The current approach involves police responding to a call of someone drunk or high in public so the officers takes them to jail where they stay between six and 10 hours and they are released with no services or help finding ways to be rehabilitated.

According to Nogier, it’s an outdated practice.

“We’ll bring that individual into our facility, they go into a jail cell – it’s a concrete cell that’s reinforced with steel, and they sit in that cell for anywhere from six to ten hours – and then you have an individual that works for us that makes an assessment of whether that person can be released. We open up our back door. That individual is released into the community right on 15th, and they’re back out to potentially go in any direction that they want. We have not been able to provide them with anything that can help change the trajectory of what they’ve experienced, and we continue and have been doing that over the past three decades.”

A CNES facility in Saskatchewan is not a foreign concept, either. Nogier said that the police department has been watching similar processes in Saskatoon and Regina since they have introduced CNES facilities of their own.

“We’re not re-inventing the wheel here. We’re going off of two different models that have both been in Saskatoon and Regina, and we’ve been very, very upfront in making sure that we get feedback from those communities to say ‘what did they experience’, because we understand that there is some apprehensiveness to setting up a facility of this type in a neighborhood, but it’s not the same discussion (as a homeless shelter).”

On the other side of that argument, a CNES would bring troubled individuals to a singular location where they can not only get the help they need to break free from their addiction, but it also brings them into a location where the public always knows where they are, rather than in one of many encampments scattered throughout the city.

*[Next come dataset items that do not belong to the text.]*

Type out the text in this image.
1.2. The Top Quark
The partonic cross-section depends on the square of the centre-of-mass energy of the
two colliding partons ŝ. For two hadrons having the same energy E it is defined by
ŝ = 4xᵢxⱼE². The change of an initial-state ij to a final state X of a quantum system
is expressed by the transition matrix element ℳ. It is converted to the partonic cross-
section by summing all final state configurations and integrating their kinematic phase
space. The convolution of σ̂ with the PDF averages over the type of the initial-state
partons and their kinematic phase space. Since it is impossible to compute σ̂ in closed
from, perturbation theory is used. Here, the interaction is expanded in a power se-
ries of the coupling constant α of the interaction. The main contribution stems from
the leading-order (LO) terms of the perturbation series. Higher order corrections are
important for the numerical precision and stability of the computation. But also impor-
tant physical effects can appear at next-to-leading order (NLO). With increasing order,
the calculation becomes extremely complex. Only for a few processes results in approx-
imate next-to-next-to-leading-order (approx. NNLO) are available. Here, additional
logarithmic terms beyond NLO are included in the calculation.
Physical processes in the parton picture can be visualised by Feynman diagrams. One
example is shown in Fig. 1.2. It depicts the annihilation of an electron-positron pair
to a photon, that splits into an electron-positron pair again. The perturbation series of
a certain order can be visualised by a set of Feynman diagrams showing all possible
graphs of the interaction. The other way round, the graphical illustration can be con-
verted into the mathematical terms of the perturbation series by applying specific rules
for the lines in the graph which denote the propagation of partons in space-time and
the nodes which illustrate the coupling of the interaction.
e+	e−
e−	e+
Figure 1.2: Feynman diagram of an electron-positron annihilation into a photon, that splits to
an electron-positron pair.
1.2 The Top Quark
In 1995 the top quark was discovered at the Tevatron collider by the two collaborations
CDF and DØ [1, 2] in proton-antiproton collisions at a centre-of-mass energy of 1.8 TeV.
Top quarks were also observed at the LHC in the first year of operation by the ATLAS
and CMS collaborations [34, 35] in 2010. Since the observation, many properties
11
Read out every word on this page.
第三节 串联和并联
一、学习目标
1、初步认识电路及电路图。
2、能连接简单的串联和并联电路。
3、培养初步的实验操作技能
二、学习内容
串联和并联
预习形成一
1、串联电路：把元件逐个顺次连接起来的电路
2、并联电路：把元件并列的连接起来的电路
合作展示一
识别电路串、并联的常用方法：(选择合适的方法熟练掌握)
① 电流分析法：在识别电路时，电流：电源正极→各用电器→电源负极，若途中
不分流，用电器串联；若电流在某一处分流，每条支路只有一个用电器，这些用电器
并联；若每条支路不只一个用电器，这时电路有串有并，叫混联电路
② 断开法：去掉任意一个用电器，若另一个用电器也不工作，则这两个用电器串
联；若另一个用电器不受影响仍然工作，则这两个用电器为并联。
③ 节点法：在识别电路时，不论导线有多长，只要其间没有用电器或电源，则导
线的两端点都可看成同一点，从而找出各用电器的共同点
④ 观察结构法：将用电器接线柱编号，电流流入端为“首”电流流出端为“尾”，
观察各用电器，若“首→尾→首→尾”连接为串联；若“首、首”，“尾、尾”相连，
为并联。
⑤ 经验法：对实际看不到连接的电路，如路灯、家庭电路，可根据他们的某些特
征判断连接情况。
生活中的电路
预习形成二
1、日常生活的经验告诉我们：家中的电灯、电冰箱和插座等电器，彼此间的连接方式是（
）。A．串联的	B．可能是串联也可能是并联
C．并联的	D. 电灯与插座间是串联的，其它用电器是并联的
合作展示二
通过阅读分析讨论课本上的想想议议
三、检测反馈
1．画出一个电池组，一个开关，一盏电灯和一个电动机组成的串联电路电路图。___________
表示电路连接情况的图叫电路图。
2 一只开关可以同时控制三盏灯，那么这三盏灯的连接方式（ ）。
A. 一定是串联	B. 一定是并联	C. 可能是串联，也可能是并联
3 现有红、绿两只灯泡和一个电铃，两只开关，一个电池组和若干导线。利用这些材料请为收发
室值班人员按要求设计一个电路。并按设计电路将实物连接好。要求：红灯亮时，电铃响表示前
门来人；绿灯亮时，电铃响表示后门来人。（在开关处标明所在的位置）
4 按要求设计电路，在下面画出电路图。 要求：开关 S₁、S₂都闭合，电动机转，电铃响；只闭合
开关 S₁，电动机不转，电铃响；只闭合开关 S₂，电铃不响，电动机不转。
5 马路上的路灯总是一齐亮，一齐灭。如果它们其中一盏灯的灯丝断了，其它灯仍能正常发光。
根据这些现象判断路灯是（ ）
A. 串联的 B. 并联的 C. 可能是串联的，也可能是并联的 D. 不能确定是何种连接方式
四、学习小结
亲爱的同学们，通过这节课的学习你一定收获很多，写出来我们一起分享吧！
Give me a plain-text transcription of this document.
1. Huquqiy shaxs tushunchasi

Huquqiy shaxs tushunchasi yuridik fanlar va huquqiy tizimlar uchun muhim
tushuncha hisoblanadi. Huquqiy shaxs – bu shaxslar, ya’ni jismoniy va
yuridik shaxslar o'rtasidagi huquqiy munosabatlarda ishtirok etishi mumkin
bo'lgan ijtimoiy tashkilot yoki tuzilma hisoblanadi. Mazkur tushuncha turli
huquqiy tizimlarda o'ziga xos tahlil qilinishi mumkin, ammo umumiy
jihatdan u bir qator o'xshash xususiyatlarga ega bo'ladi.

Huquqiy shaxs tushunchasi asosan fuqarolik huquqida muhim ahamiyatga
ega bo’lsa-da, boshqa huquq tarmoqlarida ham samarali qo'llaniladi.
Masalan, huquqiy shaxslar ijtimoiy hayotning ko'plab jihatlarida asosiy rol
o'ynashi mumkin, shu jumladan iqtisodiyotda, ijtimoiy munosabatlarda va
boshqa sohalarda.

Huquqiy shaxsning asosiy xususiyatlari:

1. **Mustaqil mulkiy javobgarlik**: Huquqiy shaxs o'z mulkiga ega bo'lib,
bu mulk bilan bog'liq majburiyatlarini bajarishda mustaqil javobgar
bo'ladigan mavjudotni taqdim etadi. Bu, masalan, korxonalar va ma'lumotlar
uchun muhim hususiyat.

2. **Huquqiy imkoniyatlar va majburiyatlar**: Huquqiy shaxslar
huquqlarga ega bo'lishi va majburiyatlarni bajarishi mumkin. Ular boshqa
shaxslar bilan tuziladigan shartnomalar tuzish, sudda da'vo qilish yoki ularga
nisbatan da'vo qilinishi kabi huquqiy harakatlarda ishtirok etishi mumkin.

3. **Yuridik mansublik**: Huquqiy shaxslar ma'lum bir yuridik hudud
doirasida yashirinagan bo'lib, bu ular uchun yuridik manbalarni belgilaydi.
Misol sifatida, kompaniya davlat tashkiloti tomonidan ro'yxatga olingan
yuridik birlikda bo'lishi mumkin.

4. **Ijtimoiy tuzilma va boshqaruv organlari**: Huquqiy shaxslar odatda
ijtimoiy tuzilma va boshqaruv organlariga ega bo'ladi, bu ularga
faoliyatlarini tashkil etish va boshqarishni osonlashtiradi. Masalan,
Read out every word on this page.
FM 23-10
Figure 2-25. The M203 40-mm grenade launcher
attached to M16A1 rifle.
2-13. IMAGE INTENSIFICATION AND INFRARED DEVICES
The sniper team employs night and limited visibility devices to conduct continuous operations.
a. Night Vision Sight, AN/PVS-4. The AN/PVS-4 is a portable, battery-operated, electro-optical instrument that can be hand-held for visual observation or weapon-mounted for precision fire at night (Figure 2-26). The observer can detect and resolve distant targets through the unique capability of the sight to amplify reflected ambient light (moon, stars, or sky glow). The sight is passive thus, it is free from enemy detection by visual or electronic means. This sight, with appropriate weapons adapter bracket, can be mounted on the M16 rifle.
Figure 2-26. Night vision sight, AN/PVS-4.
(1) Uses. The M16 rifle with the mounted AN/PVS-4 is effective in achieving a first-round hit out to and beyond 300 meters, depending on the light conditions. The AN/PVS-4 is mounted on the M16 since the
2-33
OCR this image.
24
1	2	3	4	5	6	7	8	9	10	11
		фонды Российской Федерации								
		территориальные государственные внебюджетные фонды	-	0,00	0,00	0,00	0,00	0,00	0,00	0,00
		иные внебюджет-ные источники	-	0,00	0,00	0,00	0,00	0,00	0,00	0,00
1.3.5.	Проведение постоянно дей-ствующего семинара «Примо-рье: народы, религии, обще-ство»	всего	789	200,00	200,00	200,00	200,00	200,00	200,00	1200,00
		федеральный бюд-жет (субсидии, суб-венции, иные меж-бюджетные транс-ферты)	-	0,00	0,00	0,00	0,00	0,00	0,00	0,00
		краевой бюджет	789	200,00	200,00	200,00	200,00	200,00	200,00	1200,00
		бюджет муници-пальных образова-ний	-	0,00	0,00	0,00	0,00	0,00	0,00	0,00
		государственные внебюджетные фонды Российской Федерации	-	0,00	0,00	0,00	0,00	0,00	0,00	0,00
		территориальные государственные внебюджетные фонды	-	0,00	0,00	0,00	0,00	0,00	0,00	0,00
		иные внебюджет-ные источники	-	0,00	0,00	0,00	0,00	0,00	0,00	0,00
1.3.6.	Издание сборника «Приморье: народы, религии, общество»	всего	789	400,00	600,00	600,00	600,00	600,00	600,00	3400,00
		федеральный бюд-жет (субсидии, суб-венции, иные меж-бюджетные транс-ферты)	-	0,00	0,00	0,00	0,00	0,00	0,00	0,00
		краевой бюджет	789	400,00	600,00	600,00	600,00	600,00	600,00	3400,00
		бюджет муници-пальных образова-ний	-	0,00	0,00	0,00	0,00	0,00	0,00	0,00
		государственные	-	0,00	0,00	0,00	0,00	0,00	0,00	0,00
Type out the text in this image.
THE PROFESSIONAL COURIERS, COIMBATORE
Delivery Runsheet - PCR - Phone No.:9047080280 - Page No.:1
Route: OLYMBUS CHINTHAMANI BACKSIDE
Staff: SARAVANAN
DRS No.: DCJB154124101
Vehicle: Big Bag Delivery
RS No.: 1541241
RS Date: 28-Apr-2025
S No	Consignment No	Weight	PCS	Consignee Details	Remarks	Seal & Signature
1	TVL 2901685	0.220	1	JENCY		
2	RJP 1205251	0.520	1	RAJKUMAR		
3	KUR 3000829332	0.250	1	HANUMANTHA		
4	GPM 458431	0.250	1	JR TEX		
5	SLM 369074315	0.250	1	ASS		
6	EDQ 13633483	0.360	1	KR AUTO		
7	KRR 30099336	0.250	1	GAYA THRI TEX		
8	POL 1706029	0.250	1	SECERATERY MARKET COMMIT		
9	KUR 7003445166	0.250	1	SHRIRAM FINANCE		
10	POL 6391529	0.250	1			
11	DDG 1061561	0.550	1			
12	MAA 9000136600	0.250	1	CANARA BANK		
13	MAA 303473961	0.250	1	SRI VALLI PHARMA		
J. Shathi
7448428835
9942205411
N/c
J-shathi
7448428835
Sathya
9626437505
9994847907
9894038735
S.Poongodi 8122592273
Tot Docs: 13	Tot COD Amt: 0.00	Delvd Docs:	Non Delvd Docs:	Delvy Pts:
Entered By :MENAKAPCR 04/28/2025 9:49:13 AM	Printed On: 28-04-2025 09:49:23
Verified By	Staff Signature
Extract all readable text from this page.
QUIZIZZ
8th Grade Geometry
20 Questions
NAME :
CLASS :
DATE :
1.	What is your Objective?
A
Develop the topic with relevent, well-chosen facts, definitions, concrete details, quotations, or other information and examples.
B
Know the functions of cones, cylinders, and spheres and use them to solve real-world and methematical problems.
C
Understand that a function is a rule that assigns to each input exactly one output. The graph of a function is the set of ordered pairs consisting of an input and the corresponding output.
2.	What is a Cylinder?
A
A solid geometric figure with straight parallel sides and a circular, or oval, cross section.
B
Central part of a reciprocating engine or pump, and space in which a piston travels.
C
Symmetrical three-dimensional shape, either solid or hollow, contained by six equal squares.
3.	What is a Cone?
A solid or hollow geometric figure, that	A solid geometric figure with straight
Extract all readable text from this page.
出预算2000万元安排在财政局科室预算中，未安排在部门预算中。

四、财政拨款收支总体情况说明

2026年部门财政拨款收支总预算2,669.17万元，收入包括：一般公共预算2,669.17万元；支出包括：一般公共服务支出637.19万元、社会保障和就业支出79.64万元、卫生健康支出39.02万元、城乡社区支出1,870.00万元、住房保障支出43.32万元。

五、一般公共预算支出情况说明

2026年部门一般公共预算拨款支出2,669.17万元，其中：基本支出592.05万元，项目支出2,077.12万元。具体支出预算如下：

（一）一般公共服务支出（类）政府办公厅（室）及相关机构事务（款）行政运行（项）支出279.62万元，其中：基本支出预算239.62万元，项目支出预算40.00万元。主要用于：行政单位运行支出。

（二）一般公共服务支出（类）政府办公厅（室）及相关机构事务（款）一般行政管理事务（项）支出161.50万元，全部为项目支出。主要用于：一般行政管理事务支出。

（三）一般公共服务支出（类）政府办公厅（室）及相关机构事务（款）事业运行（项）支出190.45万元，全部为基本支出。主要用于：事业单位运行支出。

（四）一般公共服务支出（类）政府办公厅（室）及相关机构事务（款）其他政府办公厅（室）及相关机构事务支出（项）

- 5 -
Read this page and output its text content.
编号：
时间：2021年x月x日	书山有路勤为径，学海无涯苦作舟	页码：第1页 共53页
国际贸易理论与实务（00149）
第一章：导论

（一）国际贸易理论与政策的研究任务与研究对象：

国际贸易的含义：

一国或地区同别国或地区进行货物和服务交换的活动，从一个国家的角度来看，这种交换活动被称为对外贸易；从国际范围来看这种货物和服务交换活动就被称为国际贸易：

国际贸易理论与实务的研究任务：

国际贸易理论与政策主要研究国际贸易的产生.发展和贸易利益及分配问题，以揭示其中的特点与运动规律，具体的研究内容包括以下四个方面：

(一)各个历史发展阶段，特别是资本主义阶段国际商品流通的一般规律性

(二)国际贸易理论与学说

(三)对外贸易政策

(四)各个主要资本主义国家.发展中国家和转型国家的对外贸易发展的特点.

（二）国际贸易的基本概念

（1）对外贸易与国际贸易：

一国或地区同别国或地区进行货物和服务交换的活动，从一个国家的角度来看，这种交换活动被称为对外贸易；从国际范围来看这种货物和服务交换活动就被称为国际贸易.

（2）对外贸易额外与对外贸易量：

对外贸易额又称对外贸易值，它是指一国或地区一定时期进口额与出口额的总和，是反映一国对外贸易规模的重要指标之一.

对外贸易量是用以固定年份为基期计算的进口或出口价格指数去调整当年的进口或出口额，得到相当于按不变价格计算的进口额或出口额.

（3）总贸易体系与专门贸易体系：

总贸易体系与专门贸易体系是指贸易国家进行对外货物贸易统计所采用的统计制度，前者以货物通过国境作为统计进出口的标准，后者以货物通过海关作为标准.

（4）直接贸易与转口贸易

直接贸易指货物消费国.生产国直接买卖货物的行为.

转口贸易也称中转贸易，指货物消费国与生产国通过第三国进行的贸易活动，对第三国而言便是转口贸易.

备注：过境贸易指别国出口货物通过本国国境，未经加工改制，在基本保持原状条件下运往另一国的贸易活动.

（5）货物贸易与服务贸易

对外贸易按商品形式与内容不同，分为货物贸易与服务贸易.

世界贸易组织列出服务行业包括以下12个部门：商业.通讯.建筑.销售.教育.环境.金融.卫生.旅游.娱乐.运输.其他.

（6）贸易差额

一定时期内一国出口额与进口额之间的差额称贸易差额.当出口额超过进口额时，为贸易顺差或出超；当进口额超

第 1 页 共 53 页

“If you really want to make a difference, we just can’t continue doing the same things that we’ve been doing and expect different outcomes. If you really want to make a difference, you have to try something that’s a little bit new to a community. So, as I’ve mentioned, I understand the apprehensiveness of having a facility such as this in a community, but I can tell you that it’s not the same. They will not be gathering points and once again, working from what our neighbors have experienced in both Regina and Saskatoon, where a CNES has been set up and functional, they have not seen any type of concerns or community issues that may be commonly associated to other areas of town.”

So far in 2025, Nogier said that the police have made over 450 arrests since the start of 2025 for public intoxication, and over 350 of those arrests were released in less than 10 hours before they were deemed sober and released back on to the street without getting the help they need.